The November meeting of the Lower Rio Grande Citizens Forum was a progress report on the status of efforts being made by responsible government agencies on both sides of the Rio Grande to comply with requirements of the 1944 Water Treaty, to which both Mexico and the United States are signatories. Representatives of the United States Section of the International Boundary and Water Commission (USIBWC), and officers of Mexico’s Federal Water Entity (CONAGUA) were present for the well-attended meeting. The quarterly meeting was held in the agency’s public conference room at the Mercedes main headquarters.
Additionally, the challenge of stopping illegal dumping on the border was addressed by officers of the Hidalgo County Constable’s office.
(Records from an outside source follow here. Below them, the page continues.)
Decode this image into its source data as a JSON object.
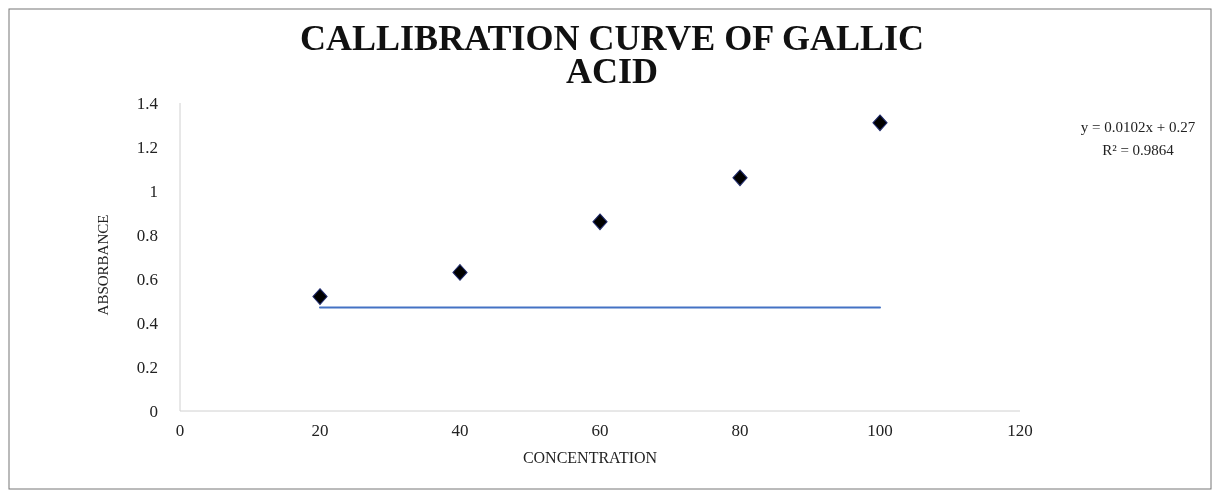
{
  "chart_data": {
    "type": "scatter",
    "title": "CALLIBRATION CURVE OF GALLIC ACID",
    "xlabel": "CONCENTRATION",
    "ylabel": "ABSORBANCE",
    "x": [
      20,
      40,
      60,
      80,
      100
    ],
    "series": [
      {
        "color": "#000000",
        "marker": "diamond",
        "values": [
          0.52,
          0.63,
          0.86,
          1.06,
          1.31
        ]
      },
      {
        "type": "line",
        "color": "#4472c4",
        "x": [
          20,
          100
        ],
        "values": [
          0.47,
          0.47
        ]
      }
    ],
    "xlim": [
      0,
      120
    ],
    "xticks": [
      0,
      20,
      40,
      60,
      80,
      100,
      120
    ],
    "ylim": [
      0,
      1.4
    ],
    "yticks": [
      0,
      0.2,
      0.4,
      0.6,
      0.8,
      1,
      1.2,
      1.4
    ],
    "annotations": [
      "y = 0.0102x + 0.27",
      "R² = 0.9864"
    ]
  }
}
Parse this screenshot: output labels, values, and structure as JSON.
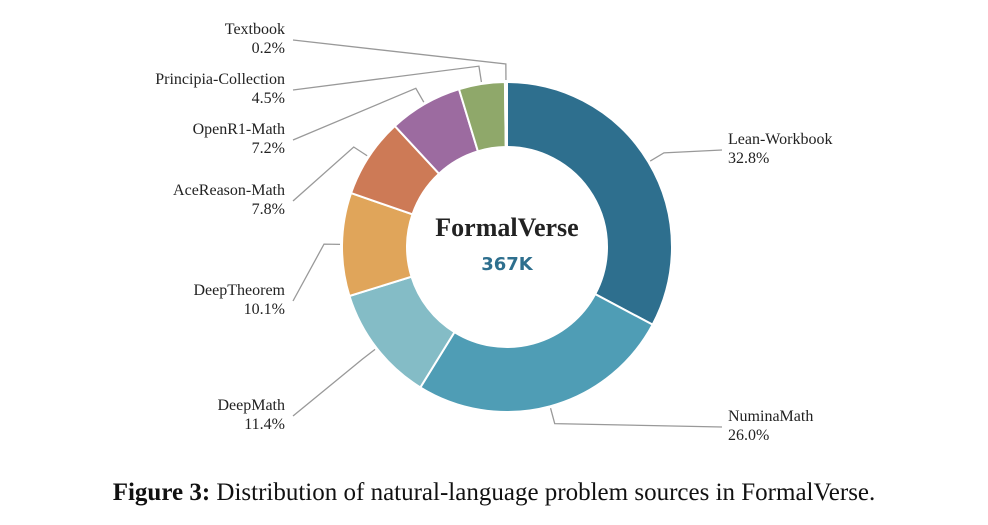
{
  "chart_data": {
    "type": "donut",
    "center_title": "FormalVerse",
    "center_value": "367K",
    "caption_label": "Figure 3:",
    "caption": "Distribution of natural-language problem sources in FormalVerse.",
    "categories": [
      "Lean-Workbook",
      "NuminaMath",
      "DeepMath",
      "DeepTheorem",
      "AceReason-Math",
      "OpenR1-Math",
      "Principia-Collection",
      "Textbook"
    ],
    "values": [
      32.8,
      26.0,
      11.4,
      10.1,
      7.8,
      7.2,
      4.5,
      0.2
    ],
    "value_labels": [
      "32.8%",
      "26.0%",
      "11.4%",
      "10.1%",
      "7.8%",
      "7.2%",
      "4.5%",
      "0.2%"
    ],
    "colors": [
      "#2e6f8e",
      "#4f9db5",
      "#84bcc6",
      "#e0a55a",
      "#cd7a56",
      "#9c6ba0",
      "#8fa86a",
      "#b4b4c6"
    ]
  }
}
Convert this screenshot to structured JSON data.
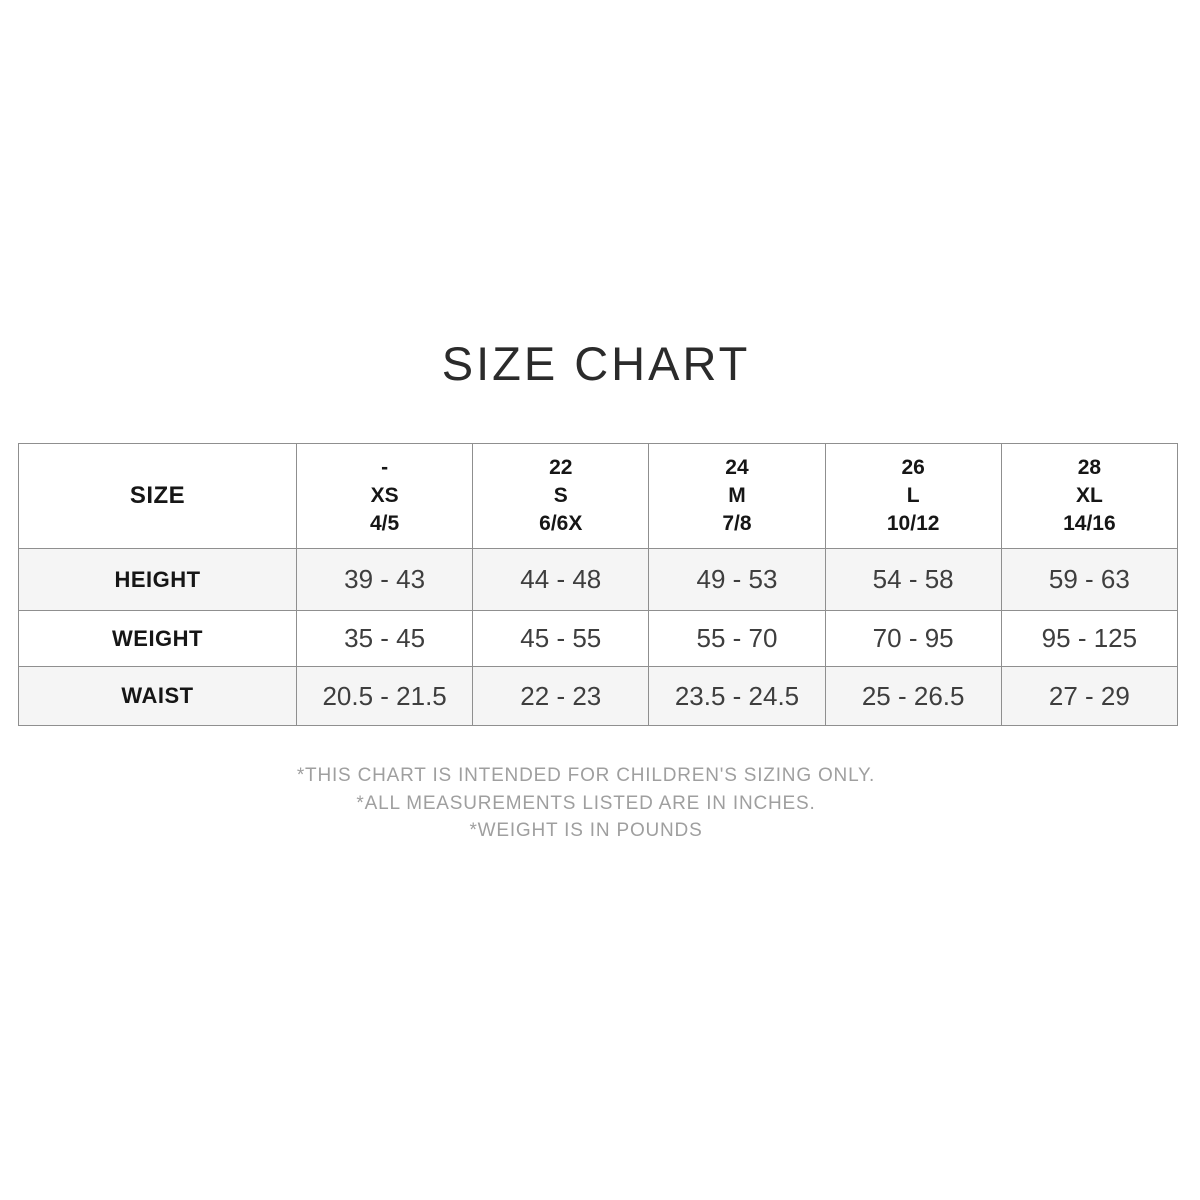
{
  "title": "SIZE CHART",
  "chart_data": {
    "type": "table",
    "title": "SIZE CHART",
    "corner_header": "SIZE",
    "size_columns": [
      {
        "number": "-",
        "letter": "XS",
        "kids_size": "4/5"
      },
      {
        "number": "22",
        "letter": "S",
        "kids_size": "6/6X"
      },
      {
        "number": "24",
        "letter": "M",
        "kids_size": "7/8"
      },
      {
        "number": "26",
        "letter": "L",
        "kids_size": "10/12"
      },
      {
        "number": "28",
        "letter": "XL",
        "kids_size": "14/16"
      }
    ],
    "measurement_rows": [
      {
        "label": "HEIGHT",
        "values": [
          "39 - 43",
          "44 - 48",
          "49 - 53",
          "54 - 58",
          "59 - 63"
        ]
      },
      {
        "label": "WEIGHT",
        "values": [
          "35 - 45",
          "45 - 55",
          "55 - 70",
          "70 - 95",
          "95 - 125"
        ]
      },
      {
        "label": "WAIST",
        "values": [
          "20.5 - 21.5",
          "22 - 23",
          "23.5 - 24.5",
          "25 - 26.5",
          "27 - 29"
        ]
      }
    ]
  },
  "footnotes": [
    "*THIS CHART IS INTENDED FOR CHILDREN'S SIZING ONLY.",
    "*ALL MEASUREMENTS LISTED ARE IN INCHES.",
    "*WEIGHT IS IN POUNDS"
  ],
  "colors": {
    "background": "#ffffff",
    "table_border": "#8f8f8f",
    "banded_row_bg": "#f5f5f5",
    "header_text": "#161616",
    "value_text": "#3e3e3e",
    "footnote_text": "#9f9f9f",
    "title_text": "#2b2b2b"
  }
}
Citizens Forum Co-Chair, Omar Rios, got the meeting underway with a welcome and introductions of interested citizens present and members of the press. This public meeting attracted a room full of involved attendees from such diverse fields as environmentalists, park rangers, police officers, farmers, and city managers–all with deep concern about law enforcement, flooding and the availability of water for their needs.
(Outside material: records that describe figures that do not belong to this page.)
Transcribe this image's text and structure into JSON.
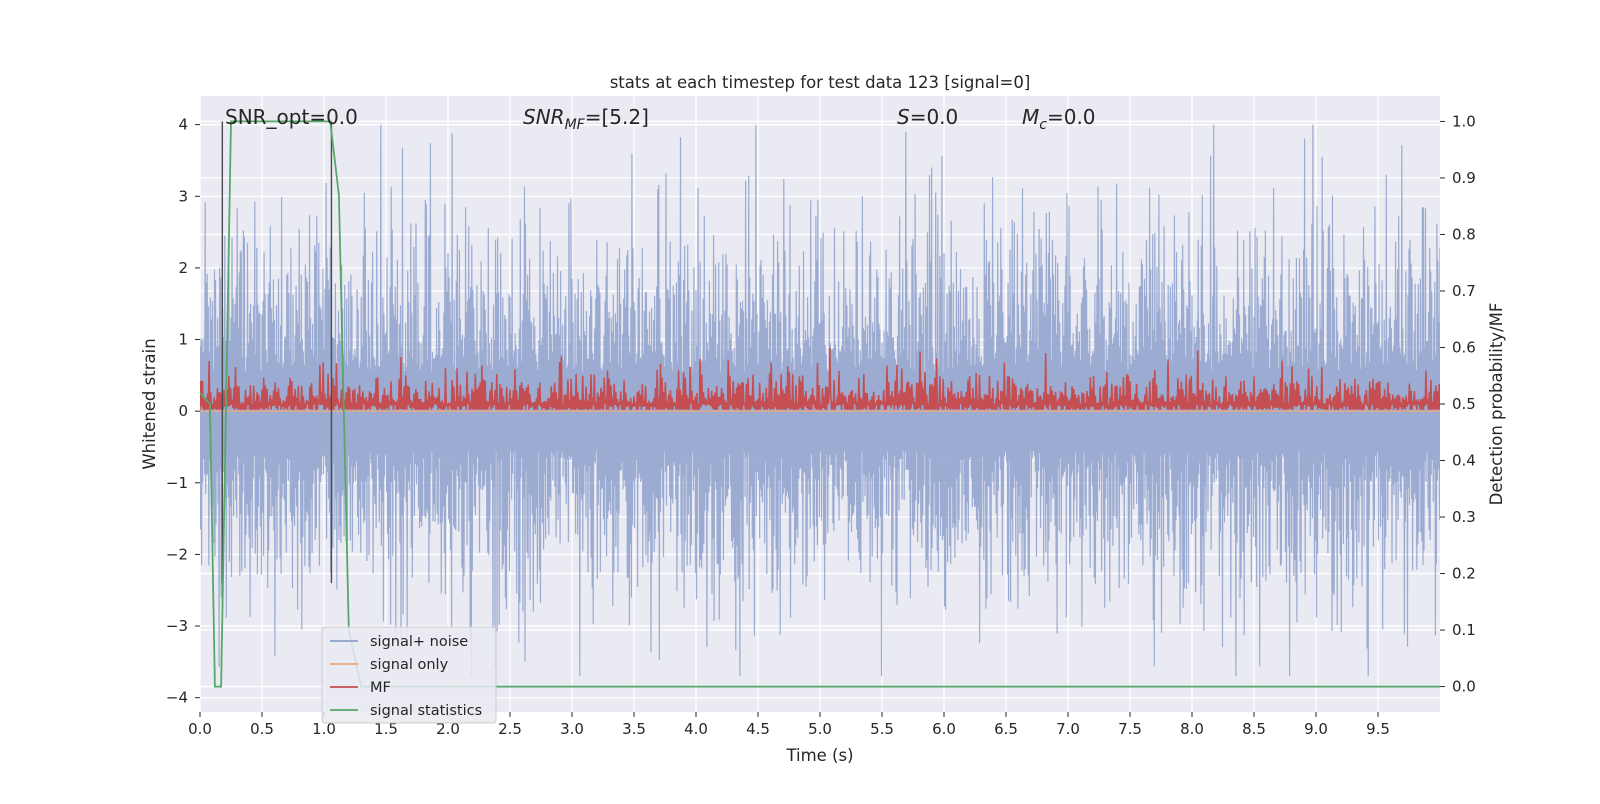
{
  "chart_data": {
    "type": "line",
    "title": "stats at each timestep for test data 123 [signal=0]",
    "xlabel": "Time (s)",
    "ylabel": "Whitened strain",
    "ylabel_right": "Detection probability/MF",
    "xlim": [
      0,
      10
    ],
    "ylim": [
      -4.2,
      4.4
    ],
    "ylim_right": [
      -0.045,
      1.045
    ],
    "x_ticks": [
      "0.0",
      "0.5",
      "1.0",
      "1.5",
      "2.0",
      "2.5",
      "3.0",
      "3.5",
      "4.0",
      "4.5",
      "5.0",
      "5.5",
      "6.0",
      "6.5",
      "7.0",
      "7.5",
      "8.0",
      "8.5",
      "9.0",
      "9.5"
    ],
    "y_ticks": [
      "4",
      "3",
      "2",
      "1",
      "0",
      "−1",
      "−2",
      "−3",
      "−4"
    ],
    "y_ticks_right": [
      "1.0",
      "0.9",
      "0.8",
      "0.7",
      "0.6",
      "0.5",
      "0.4",
      "0.3",
      "0.2",
      "0.1",
      "0.0"
    ],
    "grid": true,
    "annotations": {
      "snr_opt": "SNR_opt=0.0",
      "snr_mf_name": "SNR",
      "snr_mf_sub": "MF",
      "snr_mf_value": "=[5.2]",
      "s_name": "S",
      "s_value": "=0.0",
      "mc_name": "M",
      "mc_sub": "c",
      "mc_value": "=0.0"
    },
    "legend": {
      "placement": "lower-left",
      "entries": [
        "signal+ noise",
        "signal only",
        "MF",
        "signal statistics"
      ]
    },
    "series": [
      {
        "name": "signal+ noise",
        "axis": "left",
        "color": "#8da0cb",
        "description_range": [
          -3.7,
          4.0
        ],
        "rms": 1.0
      },
      {
        "name": "signal only",
        "axis": "left",
        "color": "#e8a87c",
        "constant": 0.0
      },
      {
        "name": "MF",
        "axis": "right",
        "color": "#c44e52",
        "baseline": 0.5,
        "peaks": [
          {
            "x": 5.08,
            "y": 0.6
          },
          {
            "x": 6.82,
            "y": 0.59
          },
          {
            "x": 5.94,
            "y": 0.58
          }
        ]
      },
      {
        "name": "signal statistics",
        "axis": "right",
        "color": "#55a868",
        "x": [
          0.0,
          0.08,
          0.12,
          0.17,
          0.25,
          1.05,
          1.12,
          1.2,
          1.3,
          10.0
        ],
        "values": [
          0.52,
          0.5,
          0.0,
          0.0,
          1.0,
          1.0,
          0.87,
          0.1,
          0.0,
          0.0
        ]
      }
    ],
    "vertical_markers": [
      {
        "x": 0.18,
        "color": "#4c4c4c"
      },
      {
        "x": 1.06,
        "color": "#4c4c4c"
      }
    ]
  }
}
Sergeant John Sauceda, representing Precinct 1 of the Hidalgo County Constable’s office, was the first speaker. Sauceda praised the decision by the USIBWC to declare the levees “off-limits”for all civilian traffic. “That shuts down the opportunity for illegal dumping and illegal activities of any kind,” he said, “and it makes our job easier and safer for everybody. ‘Remember,’ he said, ‘Illegal dumping—it’s a crime.”’
He highlighted the problem and challenge by citing statistic showing that there have been 102 illegal dumpings reported since January of this year. Each one could face fines of up to $500 and confinement in jail if found and successfully prosecuted. “We desperately need the help of alert citizens who will pick up a phone and identify the violator, describe his vehicle and give directions to the dumping,” he said, then added: “Call 956 447 3775 with your information—it will be a real public service.”
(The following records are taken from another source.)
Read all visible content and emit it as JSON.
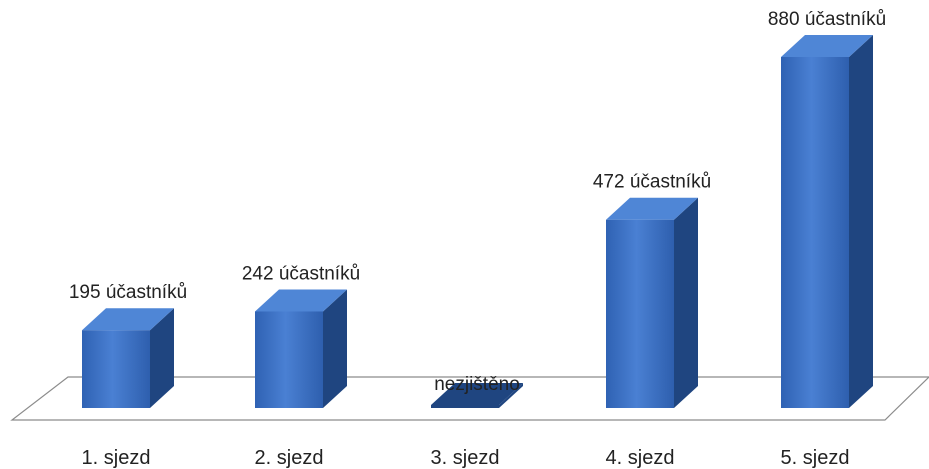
{
  "chart_data": {
    "type": "bar",
    "categories": [
      "1. sjezd",
      "2. sjezd",
      "3. sjezd",
      "4. sjezd",
      "5. sjezd"
    ],
    "values": [
      195,
      242,
      0,
      472,
      880
    ],
    "data_labels": [
      "195 účastníků",
      "242 účastníků",
      "nezjištěno",
      "472 účastníků",
      "880 účastníků"
    ],
    "title": "",
    "xlabel": "",
    "ylabel": "",
    "ylim": [
      0,
      880
    ],
    "grid": false,
    "legend": "none",
    "colors": {
      "bar_front": "#3a6fc4",
      "bar_top": "#4f86d6",
      "bar_side": "#1f4580",
      "floor_stroke": "#8c8c8c"
    }
  }
}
Next on the program, Billy Finn, Chief of Water Accounting, USIBWC, spoke on the status of the Binational Solution to Assure 1944 Water Treaty Compliance and Better Predictability and Reliability in Future Rio Grande Water Deliveries to the United States. In that treaty Mexico is required to deliver water into the Rio Grande from six tributaries during five-year cycles. Among those Mexican rivers are the major rivers: Rio Conchos, Arroyo las Vacas, Rio Alamo and Rio San Juan. They all deliver water upstream of the Amistad and Falcon dams.
He said his agency is working with CONAGUA, the corresponding Federal Mexican water entity and with new, state-of-the-art software tools to assure compliance with international laws.